Siamo in una fattoria del Kentucky. Akin ha lasciato a casa moglie e figlio, si è tolto la fede dal dito ed è alla ricerca di un lavoro per l’estate. Lo accolgono Jeremiah, dal temperamento dominante, e la figlia Sarah, ragazza sensuale e perversa. Tra i tre s’instaura un meccanismo di reciproco studio, di osservazione, e tra Akin e Sarah scatta anche la passione. L’arrivo della moglie dell’uomo trasformerà un gioco fino a quel momento innocente in un incubo dai contorni inattesi.
La differenza più sostanziale rispetto a Butter on the Latch è un plot che, restando pur sempre molto esile, sale più in superficie.
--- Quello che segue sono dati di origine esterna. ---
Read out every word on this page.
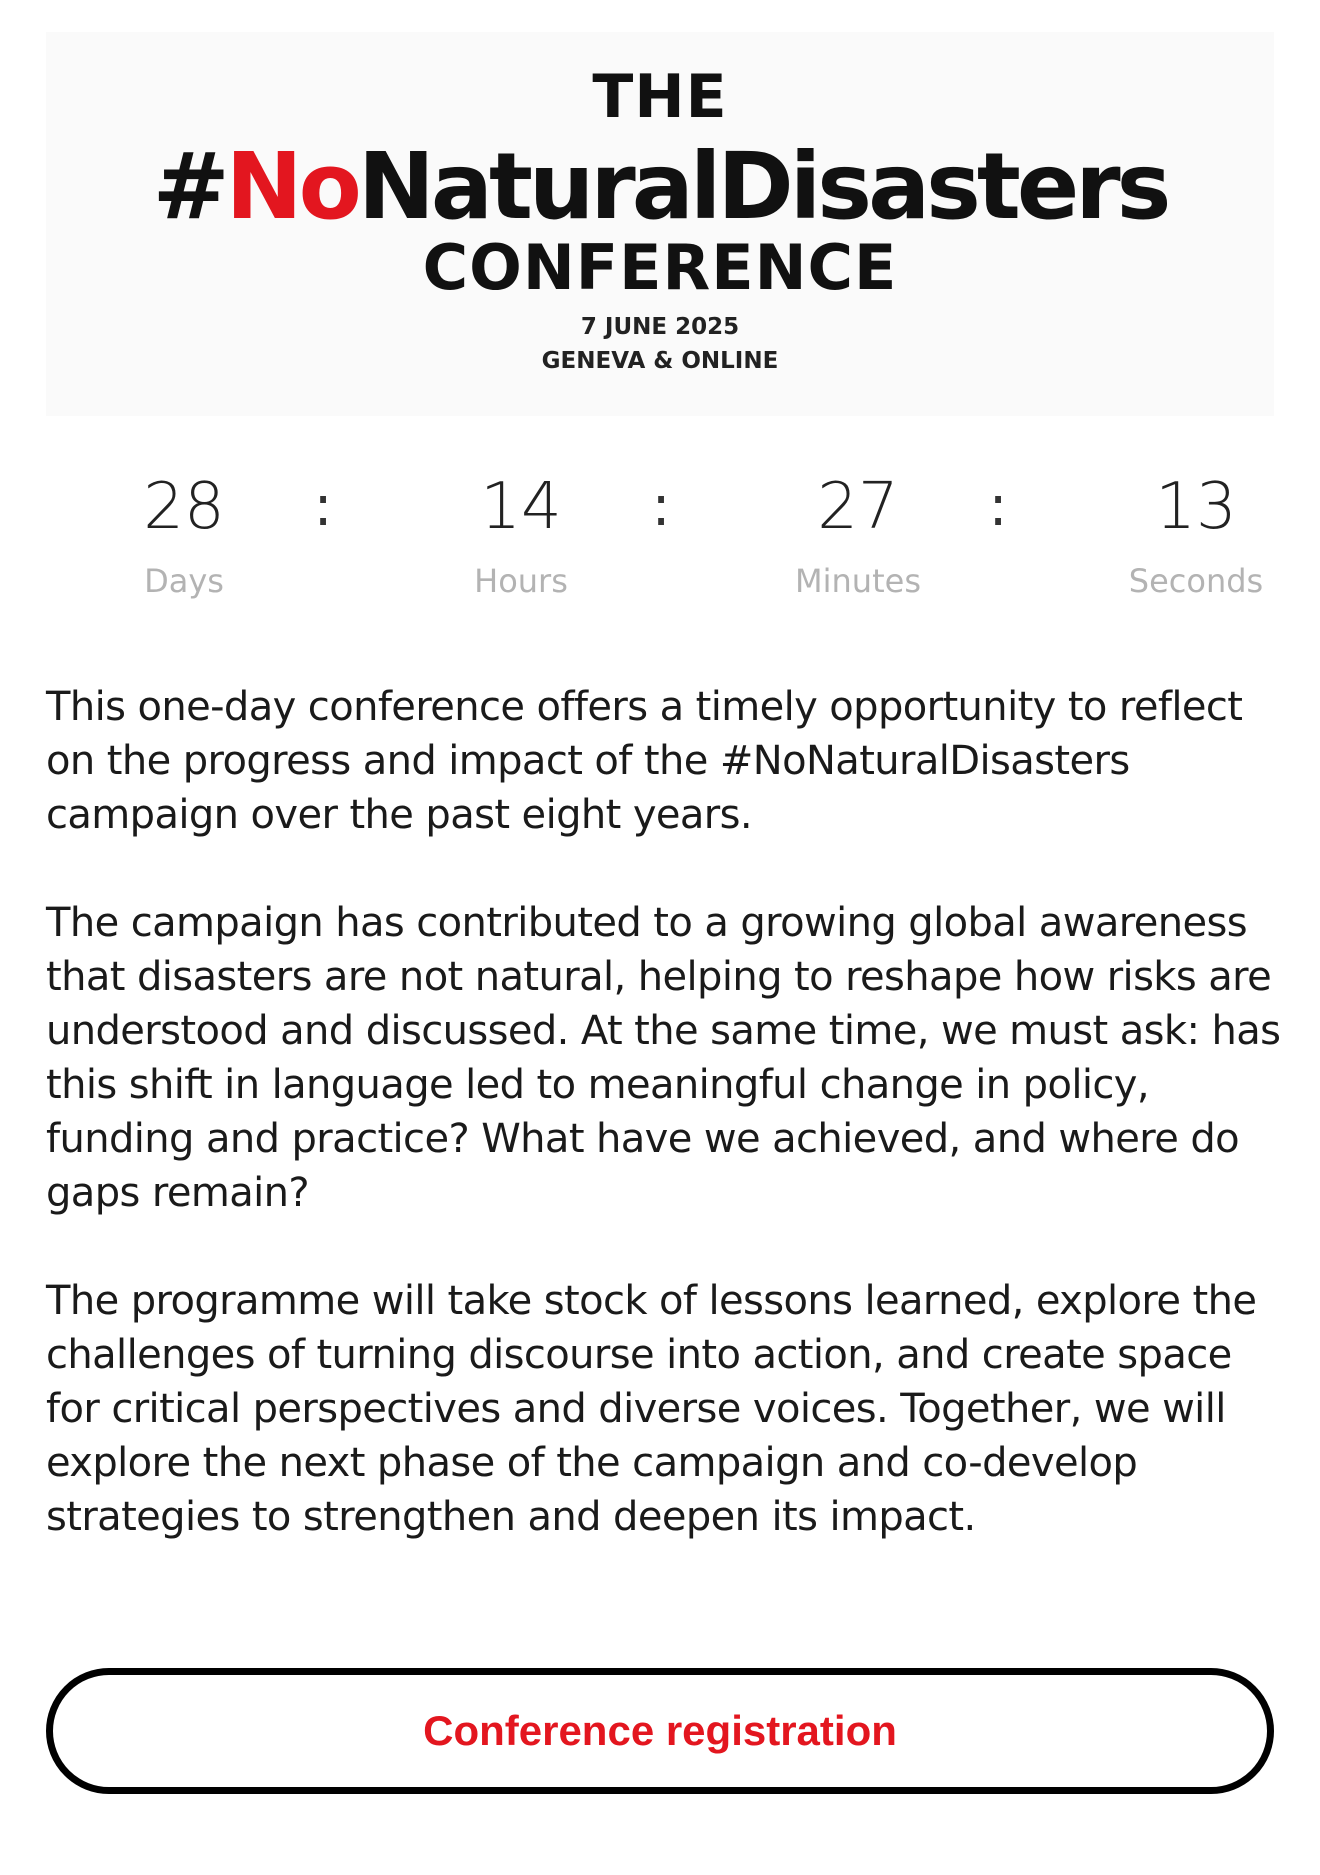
THE
#NoNaturalDisasters
CONFERENCE
7 JUNE 2025
GENEVA & ONLINE
28
Days
:	14
Hours
:	27
Minutes
:	13
Seconds

This one-day conference offers a timely opportunity to reflect on the progress and impact of the #NoNaturalDisasters campaign over the past eight years.

The campaign has contributed to a growing global awareness that disasters are not natural, helping to reshape how risks are understood and discussed. At the same time, we must ask: has this shift in language led to meaningful change in policy, funding and practice? What have we achieved, and where do gaps remain?

The programme will take stock of lessons learned, explore the challenges of turning discourse into action, and create space for critical perspectives and diverse voices. Together, we will explore the next phase of the campaign and co-develop strategies to strengthen and deepen its impact.

Conference registration
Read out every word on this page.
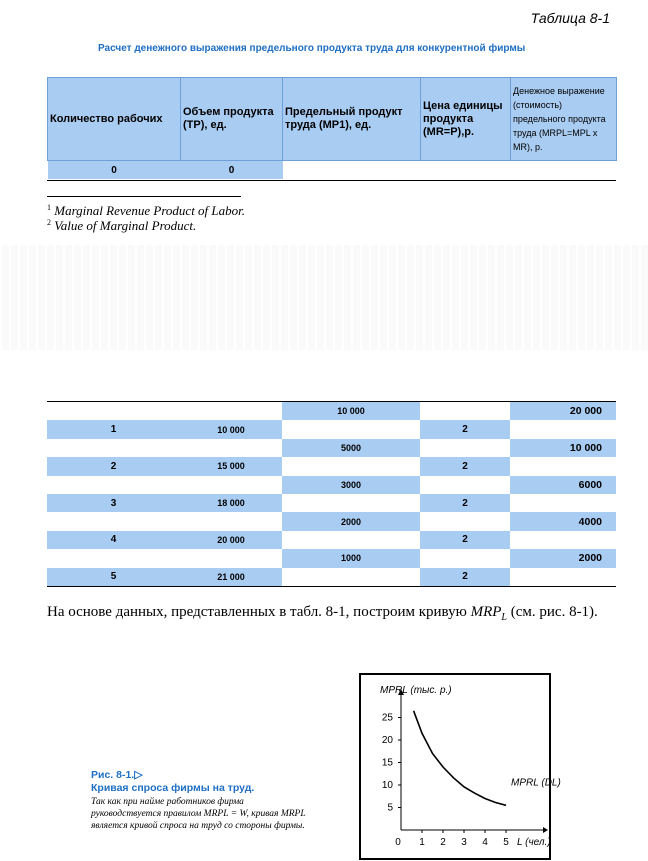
Таблица 8-1
Расчет денежного выражения предельного продукта труда для конкурентной фирмы
Количество рабочих	Объем продукта (ТР), ед.	Предельный продукт труда (МР1), ед.	Цена единицы продукта (MR=P),р.	Денежное выражение (стоимость) предельного продукта труда (MRPL=MPL x MR), р.
0	0			
$^1$ Marginal Revenue Product of Labor.
$^2$ Value of Marginal Product.
		10 000		20 000
1	10 000		2	
		5000		10 000
2	15 000		2	
		3000		6000
3	18 000		2	
		2000		4000
4	20 000		2	
		1000		2000
5	21 000		2	
На основе данных, представленных в табл. 8-1, построим кривую $MRP_L$ (см. рис. 8-1).
Рис. 8-1.▷
Кривая спроса фирмы на труд.
Так как при найме работников фирма руководствуется правилом MRPL = W, кривая MRPL является кривой спроса на труд со стороны фирмы.
5
10
15
20
25
0 1 2 3 4 5
MPRL (тыс. р.)
L (чел.)
MPRL (DL)
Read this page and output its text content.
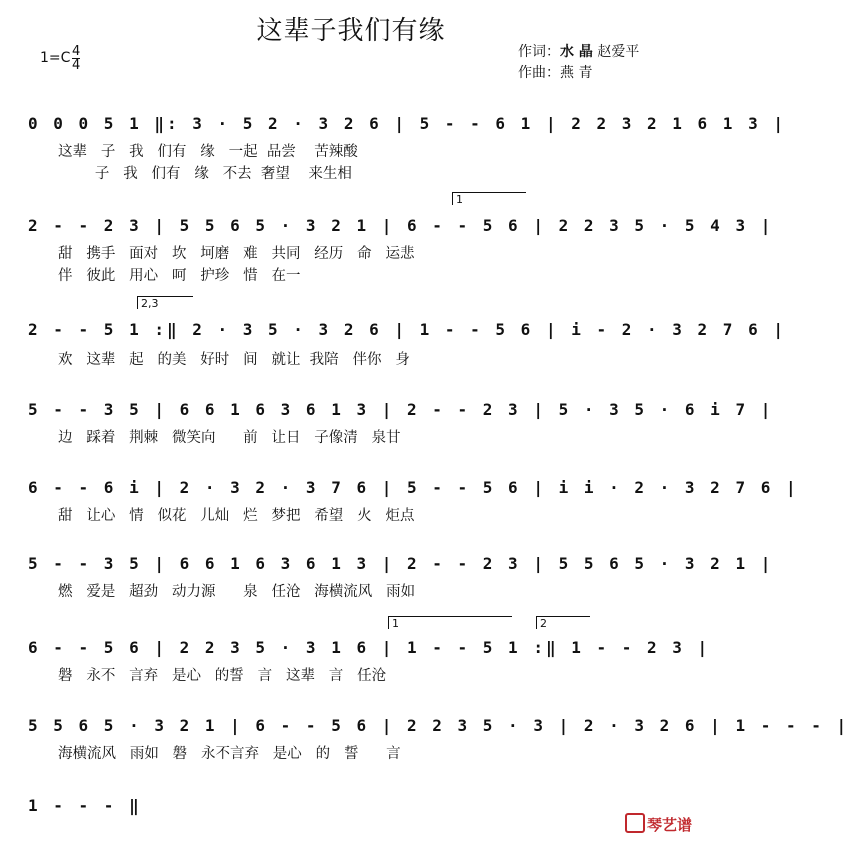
这辈子我们有缘
1=C 4
4
作词：水 晶 赵爱平
作曲：燕 青
0 0 0 5 1 ‖: 3 · 5 2 · 3 2 6 | 5 - - 6 1 | 2 2 3 2 1 6 1 3 |
这辈   子   我   们有   缘   一起  品尝    苦辣酸
子   我   们有   缘   不去  奢望    来生相
1
2 - - 2 3 | 5 5 6 5 · 3 2 1 | 6 - - 5 6 | 2 2 3 5 · 5 4 3 |
甜   携手   面对   坎   坷磨   难   共同   经历   命   运悲
伴   彼此   用心   呵   护珍   惜   在一
2,3
2 - - 5 1 :‖ 2 · 3 5 · 3 2 6 | 1 - - 5 6 | i - 2 · 3 2 7 6 |
欢   这辈   起   的美   好时   间   就让  我陪   伴你   身
5 - - 3 5 | 6 6 1 6 3 6 1 3 | 2 - - 2 3 | 5 · 3 5 · 6 i 7 |
边   踩着   荆棘   微笑向      前   让日   子像清   泉甘
6 - - 6 i | 2 · 3 2 · 3 7 6 | 5 - - 5 6 | i i · 2 · 3 2 7 6 |
甜   让心   情   似花   儿灿   烂   梦把   希望   火   炬点
5 - - 3 5 | 6 6 1 6 3 6 1 3 | 2 - - 2 3 | 5 5 6 5 · 3 2 1 |
燃   爱是   超劲   动力源      泉   任沧   海横流风   雨如
1	2
6 - - 5 6 | 2 2 3 5 · 3 1 6 | 1 - - 5 1 :‖ 1 - - 2 3 |
磐   永不   言弃   是心   的誓   言   这辈   言   任沧
5 5 6 5 · 3 2 1 | 6 - - 5 6 | 2 2 3 5 · 3 | 2 · 3 2 6 | 1 - - - |
海横流风   雨如   磐   永不言弃   是心   的   誓      言
1 - - - ‖
琴艺谱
E il risultato ne guadagna: resta in qualche modo sperimentale, nel senso più giocoso del termine, ma c’è un filo sottile di trama che a livello drammaturgico almeno mantiene l’interesse costante.
Non solo: nel film ci sono momenti in cui l’atmosfera è pregna di un misto di morbosità e paranoia. L’isolazione che Akin (interpretato da Joe Swanberg, non a caso esponente del Mumblecore che fu) in qualche modo si autoimpone e in cui resta imprigionato, è descritto in modo molto carnale: il sesso, fortunatamente, non manca. Allo stesso tempo il pubblico riesce a capire in che modo il ragazzo possa vivere a livello mentale questo triangolo, ed è una sensazione che mette un po’ a disagio.
Poi c’è la misteriosa Sarah, che anche grazie alla presenza e all’interpretazione di Sophie Traub è un personaggio che sin dalla prima scena cattura lo sguardo. È grazie a lei se vengono fuori gli impulsi di Akin, ed è grazie a lei se la Decker riesce a creare una tensione erotica costantemente in bilico fra innocenza e perversione: si veda la scena della rana, ad esempio…
Senza contare poi tutta la parte finale, che segna un bello scarto rispetto a tutto quello che s’è visto prima. E da horror “esistenziale” si passa alla violenza, senza troppi sconti e con qualche inattesa splatterata. Si resta pure un po’ a bocca aperta e non si sa come reagire (una proiezione collettiva potrebbe anche scatenare la risata, per dire). Certo che fascino e coraggio alla Decker non mancano.
Voto di Gabriele: 7
Thou Wast Mild and Lovely (USA 2014, drammatico 94′) di Josephine Decker; con Joe Swanberg, Sophie Traub, Robert Longstreet, Kristin Slaysman.